Die Fronten blieben verhärtet, eine Einigung kam, wie schon bei einem Gütetermin im vergangenen November nicht zustande. So musste ein Urteil her, in dem die Klage dann schließlich abgewiesen wurde. Ob die Argumente für Standls Standpunkt stark oder schwach waren, bleibt ungeklärt. Denn letztendlich scheiterte die Ex-Moderatorin an einer Formalie: Die Klage gegen ihre Kündigung und auf Weiterbeschäftigung war nicht fristgerecht bei Gericht eingegangen, wie Arbeitsgerichtssprecher Frederik Brand erläuterte. Spätestens drei Wochen nach Kündigung muss das der Fall sein.

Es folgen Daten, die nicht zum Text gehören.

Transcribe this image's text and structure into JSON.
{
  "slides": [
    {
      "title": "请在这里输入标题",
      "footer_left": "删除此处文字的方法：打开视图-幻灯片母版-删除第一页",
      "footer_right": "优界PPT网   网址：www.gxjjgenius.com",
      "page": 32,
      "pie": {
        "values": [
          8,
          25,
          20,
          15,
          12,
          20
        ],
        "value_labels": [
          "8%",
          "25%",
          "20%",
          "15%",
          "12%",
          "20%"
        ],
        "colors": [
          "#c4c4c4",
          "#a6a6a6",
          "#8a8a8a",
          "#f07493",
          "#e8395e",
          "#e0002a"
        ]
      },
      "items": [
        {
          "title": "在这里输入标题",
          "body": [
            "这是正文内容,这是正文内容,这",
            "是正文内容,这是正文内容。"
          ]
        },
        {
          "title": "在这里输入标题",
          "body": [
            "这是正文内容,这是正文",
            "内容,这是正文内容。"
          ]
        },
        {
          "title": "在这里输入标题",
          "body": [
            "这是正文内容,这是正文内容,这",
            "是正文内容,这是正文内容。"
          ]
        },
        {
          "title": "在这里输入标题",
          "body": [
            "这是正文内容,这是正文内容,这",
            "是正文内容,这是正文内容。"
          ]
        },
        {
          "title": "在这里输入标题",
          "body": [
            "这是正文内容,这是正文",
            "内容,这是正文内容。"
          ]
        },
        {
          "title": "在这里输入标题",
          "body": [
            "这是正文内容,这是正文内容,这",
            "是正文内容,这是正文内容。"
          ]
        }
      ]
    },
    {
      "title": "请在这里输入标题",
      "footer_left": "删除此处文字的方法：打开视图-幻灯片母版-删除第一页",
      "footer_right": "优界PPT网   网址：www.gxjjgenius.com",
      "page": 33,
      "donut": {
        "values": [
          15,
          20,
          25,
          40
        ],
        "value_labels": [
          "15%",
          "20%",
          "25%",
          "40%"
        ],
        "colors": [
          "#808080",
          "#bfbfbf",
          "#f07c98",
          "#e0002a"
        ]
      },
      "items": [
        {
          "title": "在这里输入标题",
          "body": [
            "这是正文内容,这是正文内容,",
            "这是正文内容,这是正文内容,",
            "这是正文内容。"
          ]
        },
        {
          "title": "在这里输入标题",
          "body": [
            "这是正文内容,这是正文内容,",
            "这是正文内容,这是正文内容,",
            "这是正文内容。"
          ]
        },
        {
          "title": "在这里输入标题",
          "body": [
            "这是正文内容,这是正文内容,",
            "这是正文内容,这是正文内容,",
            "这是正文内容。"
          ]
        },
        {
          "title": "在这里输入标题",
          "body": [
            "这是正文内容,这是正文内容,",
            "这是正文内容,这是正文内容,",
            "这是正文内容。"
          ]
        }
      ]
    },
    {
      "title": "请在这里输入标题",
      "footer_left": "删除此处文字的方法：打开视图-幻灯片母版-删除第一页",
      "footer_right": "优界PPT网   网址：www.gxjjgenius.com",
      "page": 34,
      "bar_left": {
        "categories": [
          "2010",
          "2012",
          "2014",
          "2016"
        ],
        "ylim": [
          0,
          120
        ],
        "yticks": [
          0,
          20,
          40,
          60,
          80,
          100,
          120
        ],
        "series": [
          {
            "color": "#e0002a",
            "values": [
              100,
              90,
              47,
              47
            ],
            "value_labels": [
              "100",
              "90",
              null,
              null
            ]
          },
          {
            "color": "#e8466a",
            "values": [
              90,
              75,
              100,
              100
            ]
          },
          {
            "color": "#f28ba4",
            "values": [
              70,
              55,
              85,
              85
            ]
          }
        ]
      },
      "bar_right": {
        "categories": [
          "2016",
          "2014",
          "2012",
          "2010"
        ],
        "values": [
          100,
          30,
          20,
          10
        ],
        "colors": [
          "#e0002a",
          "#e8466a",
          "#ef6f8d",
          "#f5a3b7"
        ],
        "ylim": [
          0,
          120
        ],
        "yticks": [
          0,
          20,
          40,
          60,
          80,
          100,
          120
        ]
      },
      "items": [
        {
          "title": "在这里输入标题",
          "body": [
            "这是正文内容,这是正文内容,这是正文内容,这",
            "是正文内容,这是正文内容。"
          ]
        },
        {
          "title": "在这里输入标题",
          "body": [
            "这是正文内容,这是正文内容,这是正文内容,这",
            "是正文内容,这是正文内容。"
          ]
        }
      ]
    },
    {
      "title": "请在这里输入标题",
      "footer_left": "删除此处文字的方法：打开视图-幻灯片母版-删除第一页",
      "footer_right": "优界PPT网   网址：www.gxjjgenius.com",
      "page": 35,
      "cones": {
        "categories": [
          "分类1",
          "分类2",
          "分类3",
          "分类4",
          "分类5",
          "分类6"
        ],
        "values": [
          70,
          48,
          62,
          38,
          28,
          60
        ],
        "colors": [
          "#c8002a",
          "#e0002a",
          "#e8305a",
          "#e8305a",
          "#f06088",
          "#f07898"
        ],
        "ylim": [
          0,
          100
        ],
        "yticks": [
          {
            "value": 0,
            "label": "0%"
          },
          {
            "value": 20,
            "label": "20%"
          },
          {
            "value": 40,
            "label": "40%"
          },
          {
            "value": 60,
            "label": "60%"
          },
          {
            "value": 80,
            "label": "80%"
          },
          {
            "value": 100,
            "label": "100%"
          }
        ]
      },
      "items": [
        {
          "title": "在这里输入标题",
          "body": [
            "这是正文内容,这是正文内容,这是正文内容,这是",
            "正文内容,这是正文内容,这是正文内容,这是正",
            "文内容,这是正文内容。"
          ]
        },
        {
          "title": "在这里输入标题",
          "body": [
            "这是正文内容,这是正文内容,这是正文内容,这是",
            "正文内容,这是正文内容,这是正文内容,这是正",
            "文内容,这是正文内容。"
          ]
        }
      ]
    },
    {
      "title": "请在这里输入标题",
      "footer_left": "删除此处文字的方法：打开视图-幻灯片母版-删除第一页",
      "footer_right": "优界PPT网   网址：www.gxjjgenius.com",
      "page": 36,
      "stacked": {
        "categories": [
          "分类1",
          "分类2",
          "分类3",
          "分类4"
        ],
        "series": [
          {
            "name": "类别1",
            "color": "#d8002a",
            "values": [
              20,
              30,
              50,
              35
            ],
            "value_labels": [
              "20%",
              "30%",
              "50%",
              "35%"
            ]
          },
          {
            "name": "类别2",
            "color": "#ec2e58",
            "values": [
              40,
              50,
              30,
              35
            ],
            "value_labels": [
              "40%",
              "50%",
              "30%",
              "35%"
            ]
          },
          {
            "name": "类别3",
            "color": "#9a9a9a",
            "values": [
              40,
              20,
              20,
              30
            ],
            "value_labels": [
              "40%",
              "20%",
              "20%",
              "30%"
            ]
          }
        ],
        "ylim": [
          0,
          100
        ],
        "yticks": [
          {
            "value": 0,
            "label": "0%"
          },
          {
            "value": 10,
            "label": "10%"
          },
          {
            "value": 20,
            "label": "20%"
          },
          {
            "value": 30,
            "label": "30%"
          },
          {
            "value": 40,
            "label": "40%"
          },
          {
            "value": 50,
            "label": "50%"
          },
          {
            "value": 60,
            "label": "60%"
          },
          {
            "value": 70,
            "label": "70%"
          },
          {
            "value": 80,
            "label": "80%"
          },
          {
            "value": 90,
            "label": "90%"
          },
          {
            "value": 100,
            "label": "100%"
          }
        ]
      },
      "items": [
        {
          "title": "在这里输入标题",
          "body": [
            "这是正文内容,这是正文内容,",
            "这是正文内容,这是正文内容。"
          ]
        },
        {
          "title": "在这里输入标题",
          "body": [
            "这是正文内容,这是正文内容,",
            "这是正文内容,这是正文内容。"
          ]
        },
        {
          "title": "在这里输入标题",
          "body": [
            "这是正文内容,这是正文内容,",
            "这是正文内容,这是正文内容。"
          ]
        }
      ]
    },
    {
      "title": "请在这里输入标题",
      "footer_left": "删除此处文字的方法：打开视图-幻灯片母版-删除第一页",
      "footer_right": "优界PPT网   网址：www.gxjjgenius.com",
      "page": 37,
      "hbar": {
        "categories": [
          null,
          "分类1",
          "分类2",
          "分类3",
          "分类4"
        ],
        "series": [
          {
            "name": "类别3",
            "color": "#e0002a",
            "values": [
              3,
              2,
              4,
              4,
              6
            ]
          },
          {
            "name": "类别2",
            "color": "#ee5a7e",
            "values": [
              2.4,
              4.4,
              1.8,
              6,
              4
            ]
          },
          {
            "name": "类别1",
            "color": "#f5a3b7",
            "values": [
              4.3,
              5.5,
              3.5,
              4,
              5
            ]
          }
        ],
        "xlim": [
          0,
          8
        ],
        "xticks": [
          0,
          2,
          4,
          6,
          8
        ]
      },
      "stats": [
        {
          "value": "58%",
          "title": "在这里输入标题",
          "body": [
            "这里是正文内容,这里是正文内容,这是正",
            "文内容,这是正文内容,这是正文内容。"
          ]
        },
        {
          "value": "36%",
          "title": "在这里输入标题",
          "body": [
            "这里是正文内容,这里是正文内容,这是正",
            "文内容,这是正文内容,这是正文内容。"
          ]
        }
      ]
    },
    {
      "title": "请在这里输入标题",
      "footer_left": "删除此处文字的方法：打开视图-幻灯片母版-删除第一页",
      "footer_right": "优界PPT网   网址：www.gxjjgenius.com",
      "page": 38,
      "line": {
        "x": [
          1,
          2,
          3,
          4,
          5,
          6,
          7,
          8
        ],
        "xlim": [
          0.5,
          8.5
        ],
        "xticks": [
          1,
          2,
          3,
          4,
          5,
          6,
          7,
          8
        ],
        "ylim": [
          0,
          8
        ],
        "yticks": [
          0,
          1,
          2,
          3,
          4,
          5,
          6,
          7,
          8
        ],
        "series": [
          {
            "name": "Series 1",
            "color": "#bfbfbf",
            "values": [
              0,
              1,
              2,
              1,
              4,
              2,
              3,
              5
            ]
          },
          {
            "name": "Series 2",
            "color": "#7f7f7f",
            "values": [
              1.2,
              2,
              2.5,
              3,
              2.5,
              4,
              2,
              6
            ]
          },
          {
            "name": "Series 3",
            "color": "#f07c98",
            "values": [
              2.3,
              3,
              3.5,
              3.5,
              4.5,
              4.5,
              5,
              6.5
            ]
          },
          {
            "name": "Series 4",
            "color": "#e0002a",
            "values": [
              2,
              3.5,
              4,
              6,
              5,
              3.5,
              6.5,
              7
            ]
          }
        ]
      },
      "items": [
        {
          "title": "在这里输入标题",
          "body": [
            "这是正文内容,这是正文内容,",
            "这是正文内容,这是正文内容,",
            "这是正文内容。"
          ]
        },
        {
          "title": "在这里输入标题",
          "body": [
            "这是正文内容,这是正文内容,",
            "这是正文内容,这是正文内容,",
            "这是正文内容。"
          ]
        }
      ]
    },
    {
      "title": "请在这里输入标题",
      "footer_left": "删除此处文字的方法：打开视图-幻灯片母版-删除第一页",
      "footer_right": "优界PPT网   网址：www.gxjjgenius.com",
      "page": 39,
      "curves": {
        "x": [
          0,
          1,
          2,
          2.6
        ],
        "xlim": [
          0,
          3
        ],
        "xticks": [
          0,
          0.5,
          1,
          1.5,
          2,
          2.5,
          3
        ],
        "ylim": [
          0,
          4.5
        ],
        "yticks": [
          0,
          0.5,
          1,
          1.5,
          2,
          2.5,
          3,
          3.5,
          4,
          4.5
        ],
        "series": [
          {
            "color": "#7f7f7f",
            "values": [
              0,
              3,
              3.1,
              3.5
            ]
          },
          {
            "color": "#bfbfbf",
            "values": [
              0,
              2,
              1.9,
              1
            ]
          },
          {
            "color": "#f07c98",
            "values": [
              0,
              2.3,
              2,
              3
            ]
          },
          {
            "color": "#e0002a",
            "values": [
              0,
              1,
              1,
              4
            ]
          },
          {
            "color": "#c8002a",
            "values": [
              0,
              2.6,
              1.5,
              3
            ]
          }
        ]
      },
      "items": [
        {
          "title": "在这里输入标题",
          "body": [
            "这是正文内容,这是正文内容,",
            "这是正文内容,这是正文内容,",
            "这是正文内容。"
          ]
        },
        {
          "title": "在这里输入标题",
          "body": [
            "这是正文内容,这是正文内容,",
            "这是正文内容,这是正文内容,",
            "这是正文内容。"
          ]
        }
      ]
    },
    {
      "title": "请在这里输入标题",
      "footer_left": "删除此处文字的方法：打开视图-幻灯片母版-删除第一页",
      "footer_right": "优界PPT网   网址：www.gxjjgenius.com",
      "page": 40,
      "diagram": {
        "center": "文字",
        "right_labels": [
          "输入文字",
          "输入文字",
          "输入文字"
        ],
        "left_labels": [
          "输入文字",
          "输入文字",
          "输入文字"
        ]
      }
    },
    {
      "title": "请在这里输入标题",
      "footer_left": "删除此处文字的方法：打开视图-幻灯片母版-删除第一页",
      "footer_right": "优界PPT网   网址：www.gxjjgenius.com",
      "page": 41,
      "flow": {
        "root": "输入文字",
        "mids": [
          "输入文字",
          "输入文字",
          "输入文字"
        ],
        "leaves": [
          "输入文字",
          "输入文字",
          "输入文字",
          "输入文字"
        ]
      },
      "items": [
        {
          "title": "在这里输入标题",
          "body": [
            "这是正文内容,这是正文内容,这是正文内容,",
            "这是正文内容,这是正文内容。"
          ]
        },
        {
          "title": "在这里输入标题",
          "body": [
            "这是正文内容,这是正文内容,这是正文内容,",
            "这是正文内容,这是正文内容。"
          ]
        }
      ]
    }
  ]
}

Auch Standls Klage auf eine höhere Abfindung wurde vom Gericht abgewiesen. Standl hatte sich diskriminiert gefühlt, weil die Zeit ihrer zweiten Schwangerschaft 2000/01 nicht in der Abfindung berücksichtigt worden war. Darin wollten Standl und Bietmann eine Geschlechterdiskriminierung und somit einen Verstoß gegen das Allgemeine Gleichstellungsgesetz (AGG) erkennen. Doch auch dieses Argument verfing beim Gericht nicht. Aus einem einfachen Grund, wie Gerichtssprecher Brand erklärte. Das AGG war erst im August 2006 erlassen worden, konnte deshalb für Standl nicht greifen.